New Delhi, Sept. 17: Pakistan on Friday night threatened to escalate an increasingly bitter subcontinental debate over terrorism and killings in Kashmir by highlighting alleged human rights violations by India in Manipur, Mizoram and Assam at the UN, after New Delhi accused Islamabad of excesses in Balochistan.
Amid a continuing tit-for-tat at the UN Human Rights Council in Geneva, Ajit Kumar, India’s permanent representative there, had yesterday evening iterated allegations of human rights violations in Balochistan and Pakistan-occupied Kashmir.
He had also referred to Balochistan in statements to the council on Thursday, in a feisty exchange with his Pakistan counterpart who had criticised India for the death of over 80 people in clashes between security forces and protesters in Kashmir since July.
But after Kumar spoke yesterday, a Pakistan delegate to the council countered him by referring to challenges India has faced in its Northeast and against Naxalites in its heartland.
“Over one third of Indian territory is under a full blown peasant insurgency,” the Pakistan foreign office quoted the delegate as saying. “There is a despicable human rights situation in Manipur, Mizoram, Tripura and Assam, and ethnic groups in India’s north-east have been battling for rights since many decades in the face of terrible repression.”
New Delhi has long accused Islamabad — in connivance with China — of funding and arming militant groups in its north-east, where it battled insurgent movements for decades, and is still negotiating lasting peace deals with groups in many states.
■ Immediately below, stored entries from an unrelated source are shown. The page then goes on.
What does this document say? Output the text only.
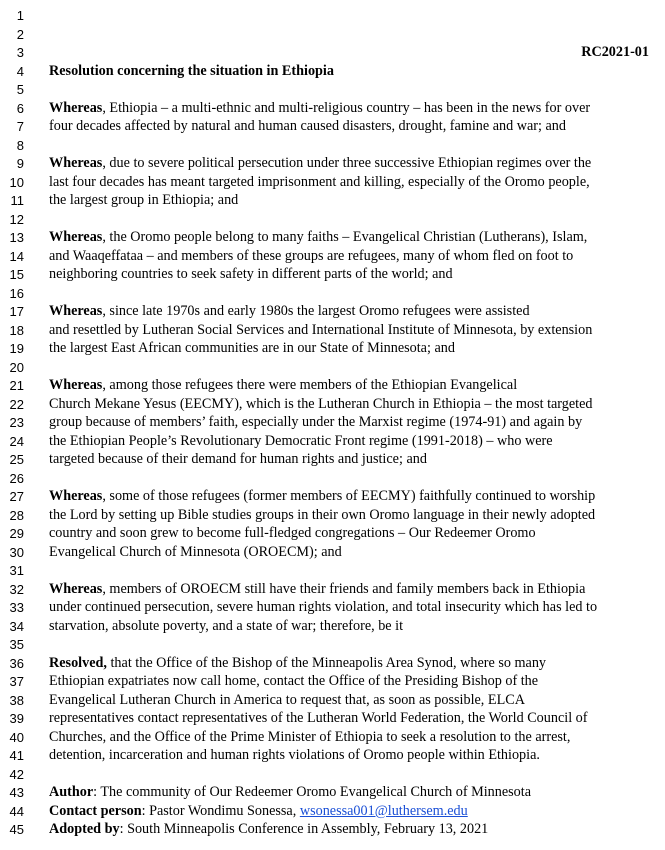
1
2
3
4
5
6
7
8
9
10
11
12
13
14
15
16
17
18
19
20
21
22
23
24
25
26
27
28
29
30
31
32
33
34
35
36
37
38
39
40
41
42
43
44
45
RC2021-01
Resolution concerning the situation in Ethiopia
Whereas, Ethiopia – a multi-ethnic and multi-religious country – has been in the news for over
four decades affected by natural and human caused disasters, drought, famine and war; and
Whereas, due to severe political persecution under three successive Ethiopian regimes over the
last four decades has meant targeted imprisonment and killing, especially of the Oromo people,
the largest group in Ethiopia; and
Whereas, the Oromo people belong to many faiths – Evangelical Christian (Lutherans), Islam,
and Waaqeffataa – and members of these groups are refugees, many of whom fled on foot to
neighboring countries to seek safety in different parts of the world; and
Whereas, since late 1970s and early 1980s the largest Oromo refugees were assisted
and resettled by Lutheran Social Services and International Institute of Minnesota, by extension
the largest East African communities are in our State of Minnesota; and
Whereas, among those refugees there were members of the Ethiopian Evangelical
Church Mekane Yesus (EECMY), which is the Lutheran Church in Ethiopia – the most targeted
group because of members’ faith, especially under the Marxist regime (1974-91) and again by
the Ethiopian People’s Revolutionary Democratic Front regime (1991-2018) – who were
targeted because of their demand for human rights and justice; and
Whereas, some of those refugees (former members of EECMY) faithfully continued to worship
the Lord by setting up Bible studies groups in their own Oromo language in their newly adopted
country and soon grew to become full-fledged congregations – Our Redeemer Oromo
Evangelical Church of Minnesota (OROECM); and
Whereas, members of OROECM still have their friends and family members back in Ethiopia
under continued persecution, severe human rights violation, and total insecurity which has led to
starvation, absolute poverty, and a state of war; therefore, be it
Resolved, that the Office of the Bishop of the Minneapolis Area Synod, where so many
Ethiopian expatriates now call home, contact the Office of the Presiding Bishop of the
Evangelical Lutheran Church in America to request that, as soon as possible, ELCA
representatives contact representatives of the Lutheran World Federation, the World Council of
Churches, and the Office of the Prime Minister of Ethiopia to seek a resolution to the arrest,
detention, incarceration and human rights violations of Oromo people within Ethiopia.
Author: The community of Our Redeemer Oromo Evangelical Church of Minnesota
Contact person: Pastor Wondimu Sonessa, wsonessa001@luthersem.edu
Adopted by: South Minneapolis Conference in Assembly, February 13, 2021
In the 1980s and 1990s, India also used to accuse Pakistan of funding the movement in Punjab for the separate nation of Khalistan.
Pakistan has, in turn, repeatedly accused India of sponsoring, funding and arming the Baloch separatist movement, and over the past decade and a half has frequently submitted “dossiers” to New Delhi alleging “evidence” of its role in Balochistan.
But Pakistan had so far never accused of Indian human rights abuses in the Northeast at a UN platform, even though it has publicly expressed concerns over alleged violations in Assam and Manipur in the past.
Pakistan has also never cited the Naxalite crisis in central India as a blot on New Delhi at the UN. This approach, a veteran Indian diplomat said, was a part of an unstated understanding that India, while bilaterally — and publicly — articulating concerns over Pakistan’s alleged human rights abuses in Balochistan, would also refrain from doing so at the UN.
That understanding, Indian and Pakistani officials said on Saturday evening, had clearly fallen through, with New Delhi’s calculation that it can respond to Islamabad’s criticism over the Kashmir deaths by highlighting rights abuses in Balochistan. Prime Minister Narendra Modi, who celebrated his 66th birthday today, had last month told an all-party meeting that the time had come for “Pakistan to answer” for its human rights abuses in Pakistan-occupied-Kashmir and Balochistan.
While the reference to PoK was not a break with tradition, the Prime Minister’s comments on Balochistan offered the first hint of a change in approach.
Modi killed any doubts about the shift days later, when in his Independence Day address, he referred to wishes he had received from Balochistan following his comments.
In Geneva last night, Pakistan tried to draw a distinction between Kashmir, over which the South Asian neighbours have fought three wars, and conflicts and alleged human rights abuses in other parts of both countries — whether Balochistan or India’s Northeast.
Pakistan contended that it had traditionally focused on alleged rights violations in Kashmir — and not other parts of India — as the dispute there was recognised internationally, in UN resolutions.
Kumar, however, responded to Pakistan’s charge by pointing out that Islamabad too had not fulfilled its commitments under UN resolutions on Kashmir to first withdraw from the parts of the state it occupied in 1948.
He also again referred to Balochistan.
Earlier this week, foreign ministry spokesperson Vikas Swarup had said India would continue to criticise Pakistan at the UN over human rights abuses in Balochistan, till the alleged excesses stop.
All India Radio this week also launched a mobile application that allows listeners across the world to listen to its Balochi service.